Am 26. Januar, also einen Tag nach Veröffentlichung der 871 Seiten starken Studie, bezog der Chef des Kirchenkreises zusammen mit Jutta Tripp, Präventionsbeauftragte des Kirchenkreises, Stellung zu den Ergebnissen der Untersuchung. Gleichzeitig kündigte er an, dass im März eine Sonderstudie zu den im Sommer 2020 bekannt gewordenen Übergriffen eines ehrenamtlichen Jugendgruppenleiters der Gemeinde Brügge-Lösenbach veröffentlicht werden soll. Anlass für diese Sonderuntersuchung sei die „Dimension dieses Falles“, erklärte Dr. Christof Grote. Der Beschuldigte hatte über einen Zeitraum von mehreren Jahrzehnten sexuelle Gewalt an schutzbedürftigen Jugendlichen ausgeübt. Der mutmaßliche Täter nahm sich nach dem Bekanntwerden des Verdachts das Leben. Strafrechtlich war der Fall damit abgeschlossen. Die interne Aufarbeitung dauert an, zumal sich im Sommer 2022 eine weitere Betroffene gemeldet hatte.
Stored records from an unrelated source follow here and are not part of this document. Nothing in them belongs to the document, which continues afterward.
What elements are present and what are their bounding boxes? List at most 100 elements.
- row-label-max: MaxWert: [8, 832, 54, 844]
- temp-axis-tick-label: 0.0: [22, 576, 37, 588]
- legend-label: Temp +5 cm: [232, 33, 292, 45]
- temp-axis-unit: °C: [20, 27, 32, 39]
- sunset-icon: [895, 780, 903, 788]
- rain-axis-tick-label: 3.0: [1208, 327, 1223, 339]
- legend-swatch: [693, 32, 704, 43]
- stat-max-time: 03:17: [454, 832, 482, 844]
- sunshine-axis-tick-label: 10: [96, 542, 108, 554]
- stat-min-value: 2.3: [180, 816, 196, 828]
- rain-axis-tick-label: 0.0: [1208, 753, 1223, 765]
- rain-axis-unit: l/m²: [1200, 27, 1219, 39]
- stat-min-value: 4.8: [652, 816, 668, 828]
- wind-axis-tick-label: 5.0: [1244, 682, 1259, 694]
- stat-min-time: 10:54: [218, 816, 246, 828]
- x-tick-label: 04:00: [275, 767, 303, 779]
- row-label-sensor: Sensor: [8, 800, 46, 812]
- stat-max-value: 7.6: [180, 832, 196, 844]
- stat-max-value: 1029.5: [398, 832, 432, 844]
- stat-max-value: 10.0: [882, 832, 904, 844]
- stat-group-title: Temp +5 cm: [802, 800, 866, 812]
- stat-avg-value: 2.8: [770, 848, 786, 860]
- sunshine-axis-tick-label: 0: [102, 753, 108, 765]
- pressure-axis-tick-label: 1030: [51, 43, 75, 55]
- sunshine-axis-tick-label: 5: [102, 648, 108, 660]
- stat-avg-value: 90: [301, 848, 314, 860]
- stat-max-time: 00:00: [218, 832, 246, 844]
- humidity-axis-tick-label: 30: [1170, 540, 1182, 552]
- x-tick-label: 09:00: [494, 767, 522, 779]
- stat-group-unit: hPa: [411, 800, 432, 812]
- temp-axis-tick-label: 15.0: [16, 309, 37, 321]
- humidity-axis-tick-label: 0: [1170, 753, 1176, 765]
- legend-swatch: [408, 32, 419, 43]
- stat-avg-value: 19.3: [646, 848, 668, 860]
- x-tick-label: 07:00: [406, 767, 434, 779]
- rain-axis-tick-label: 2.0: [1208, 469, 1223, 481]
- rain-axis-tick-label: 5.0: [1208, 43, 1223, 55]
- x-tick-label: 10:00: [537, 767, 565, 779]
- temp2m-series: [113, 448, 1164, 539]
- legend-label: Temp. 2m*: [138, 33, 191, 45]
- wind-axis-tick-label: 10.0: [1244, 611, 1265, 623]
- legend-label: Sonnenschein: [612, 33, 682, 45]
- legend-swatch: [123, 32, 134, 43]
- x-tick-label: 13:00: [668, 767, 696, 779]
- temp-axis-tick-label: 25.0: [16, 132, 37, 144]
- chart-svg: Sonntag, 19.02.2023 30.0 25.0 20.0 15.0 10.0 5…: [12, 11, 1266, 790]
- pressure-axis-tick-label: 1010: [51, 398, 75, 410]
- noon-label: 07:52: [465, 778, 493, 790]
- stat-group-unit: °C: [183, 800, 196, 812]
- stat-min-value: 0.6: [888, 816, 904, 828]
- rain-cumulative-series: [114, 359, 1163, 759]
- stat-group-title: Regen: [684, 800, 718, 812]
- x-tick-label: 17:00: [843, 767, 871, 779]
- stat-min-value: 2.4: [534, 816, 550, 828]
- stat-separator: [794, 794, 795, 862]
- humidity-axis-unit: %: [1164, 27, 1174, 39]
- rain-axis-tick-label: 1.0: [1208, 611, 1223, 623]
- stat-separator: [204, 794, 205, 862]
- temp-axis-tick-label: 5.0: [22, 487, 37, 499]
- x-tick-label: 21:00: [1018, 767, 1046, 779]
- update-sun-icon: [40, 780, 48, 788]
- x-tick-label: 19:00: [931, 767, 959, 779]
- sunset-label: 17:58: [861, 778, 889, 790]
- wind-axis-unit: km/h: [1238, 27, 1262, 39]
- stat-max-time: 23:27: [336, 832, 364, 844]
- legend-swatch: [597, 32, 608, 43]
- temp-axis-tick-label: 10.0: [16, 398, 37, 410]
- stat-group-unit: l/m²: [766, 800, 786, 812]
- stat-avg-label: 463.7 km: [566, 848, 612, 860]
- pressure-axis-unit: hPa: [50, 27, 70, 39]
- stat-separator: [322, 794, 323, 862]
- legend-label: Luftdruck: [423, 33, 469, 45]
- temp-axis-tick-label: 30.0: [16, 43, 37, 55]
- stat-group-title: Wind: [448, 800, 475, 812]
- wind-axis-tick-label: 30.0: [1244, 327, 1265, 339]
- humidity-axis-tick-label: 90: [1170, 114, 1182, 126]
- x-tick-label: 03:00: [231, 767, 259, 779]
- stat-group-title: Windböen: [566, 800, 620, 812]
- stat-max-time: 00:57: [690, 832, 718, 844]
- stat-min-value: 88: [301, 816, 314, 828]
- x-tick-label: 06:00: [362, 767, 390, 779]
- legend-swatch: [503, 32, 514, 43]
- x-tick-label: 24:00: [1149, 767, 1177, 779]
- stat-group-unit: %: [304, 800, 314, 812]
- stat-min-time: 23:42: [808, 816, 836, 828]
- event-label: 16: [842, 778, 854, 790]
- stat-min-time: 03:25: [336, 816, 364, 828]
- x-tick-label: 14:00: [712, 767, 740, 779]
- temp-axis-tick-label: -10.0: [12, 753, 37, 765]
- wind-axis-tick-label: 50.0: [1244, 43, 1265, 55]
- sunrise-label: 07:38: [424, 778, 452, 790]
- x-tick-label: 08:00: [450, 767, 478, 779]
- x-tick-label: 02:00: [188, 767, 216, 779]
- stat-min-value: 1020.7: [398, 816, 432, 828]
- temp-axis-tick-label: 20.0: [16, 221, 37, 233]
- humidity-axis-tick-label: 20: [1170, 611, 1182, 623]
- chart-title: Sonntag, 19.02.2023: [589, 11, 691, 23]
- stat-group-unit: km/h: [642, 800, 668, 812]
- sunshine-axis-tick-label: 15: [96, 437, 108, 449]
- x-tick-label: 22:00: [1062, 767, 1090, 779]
„Ich bin zutiefst erschüttert, zutiefst betroffen und auch zutiefst beschämt über die vielen Fälle sexualisierter Gewalt und weiteren Missbrauchs in der evangelischen Kirche“, sagte der Superintendent am Freitag. Die Studie spricht von 2.225 betroffenen Personen in der Evangelischen Kirche von Deutschland (EKD) und 1.259 Beschuldigten. In der Ev. Kirche von Westfalen entdeckten die Forscherinnen und Forscher in den zur Verfügung gestellten Akten 251 betroffene Personen und 110 Beschuldigte sowie 18 Disziplinarverfahren. „Dabei ist allen Beteiligten klar, dass hinter diesen Zahlen eine große, kaum abzuschätzende Dunkelziffer von nicht dokumentierten oder nicht gemeldeten Fälle steht“, erklärte Dr. Christof Grote. Dass auch im Ev. Kirchenkreis Lüdenscheid-Plettenberg solche Fälle vorhanden sein könnten, könne er nicht mit Gewissheit ausschließen, betonte er auf Nachfrage. Zurzeit seien aber keine weiteren Fälle bekannt.
In der evangelischen Kirche habe ein Umdenken stattgefunden. Beim Auftauchen von Verdachtsfällen gehe es nun nicht mehr darum, die Kirche als Institution zu schützen. „Wir werden jeden Fall aus der Perspektive der Betroffenen behandeln“, versicherte der Superintendent.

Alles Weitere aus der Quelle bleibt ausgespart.